SLA solidification molding, also known as Stereolithography Appearance, is a 3D printing technology that utilizes photosensitive resin as the raw material.

The working principle of SLA technology involves focusing ultraviolet laser beams of specific wavelength and intensity onto the surface of photocurable materials, completing the drawing of one layer through a solidification process from dots to lines and then from lines to surfaces. After finishing one layer, the movable worktable ascends or descends by the height of one layer in the vertical direction, followed by the curing of the next layer. This process repeats layer by layer, ultimately forming a three-dimensional solid model.

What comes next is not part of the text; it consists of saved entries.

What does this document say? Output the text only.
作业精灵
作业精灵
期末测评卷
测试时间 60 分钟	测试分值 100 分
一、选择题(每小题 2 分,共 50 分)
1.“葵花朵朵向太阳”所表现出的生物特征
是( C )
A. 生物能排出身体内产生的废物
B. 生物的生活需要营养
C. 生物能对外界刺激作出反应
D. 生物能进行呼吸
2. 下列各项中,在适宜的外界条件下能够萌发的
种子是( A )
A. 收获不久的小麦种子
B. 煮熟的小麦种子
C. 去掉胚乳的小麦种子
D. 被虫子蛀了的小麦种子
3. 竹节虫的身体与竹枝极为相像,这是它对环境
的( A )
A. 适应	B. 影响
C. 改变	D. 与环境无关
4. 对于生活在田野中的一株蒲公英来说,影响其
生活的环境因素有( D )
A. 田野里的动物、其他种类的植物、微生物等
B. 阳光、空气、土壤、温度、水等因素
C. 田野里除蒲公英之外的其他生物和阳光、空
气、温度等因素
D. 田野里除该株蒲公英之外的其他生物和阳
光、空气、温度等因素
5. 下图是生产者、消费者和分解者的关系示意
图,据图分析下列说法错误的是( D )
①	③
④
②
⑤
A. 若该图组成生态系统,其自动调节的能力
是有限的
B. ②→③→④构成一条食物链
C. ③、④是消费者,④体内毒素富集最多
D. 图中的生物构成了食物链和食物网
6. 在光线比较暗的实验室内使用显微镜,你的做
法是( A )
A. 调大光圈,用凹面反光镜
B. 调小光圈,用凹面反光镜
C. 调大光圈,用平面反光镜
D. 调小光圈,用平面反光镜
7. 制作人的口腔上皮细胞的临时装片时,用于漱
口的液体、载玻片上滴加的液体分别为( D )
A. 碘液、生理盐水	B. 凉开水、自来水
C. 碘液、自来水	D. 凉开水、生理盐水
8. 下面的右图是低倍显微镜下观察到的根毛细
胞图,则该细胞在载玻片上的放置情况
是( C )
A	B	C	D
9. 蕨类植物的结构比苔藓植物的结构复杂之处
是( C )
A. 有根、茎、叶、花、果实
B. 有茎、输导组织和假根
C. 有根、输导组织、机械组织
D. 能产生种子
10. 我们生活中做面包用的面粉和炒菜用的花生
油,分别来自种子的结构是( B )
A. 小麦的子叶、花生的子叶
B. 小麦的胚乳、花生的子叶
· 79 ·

During the SLA printing process, the photosensitive resin is typically in a liquid state. When exposed to ultraviolet light (with a wavelength of approximately 250 nm to 400 nm), it immediately initiates a polymerization reaction, thereby achieving curing. Due to the high viscosity of the photosensitive resin material, it is difficult for the liquid surface to level quickly after each layer is cured, which may affect the accuracy of the solidified object. Therefore, after using a scraper to spread the resin, the required amount of resin is uniformly applied to the previous layer. This ensures better precision after laser curing, resulting in a smoother and flatter product surface.

Overall, SLA technology has been widely applied in various fields, such as the manufacturing of engine components in the aviation industry, due to its high precision and smooth surface characteristics. Using the SLA process, wax patterns for investment casting can be directly produced from CAD digital models, significantly reducing time and costs.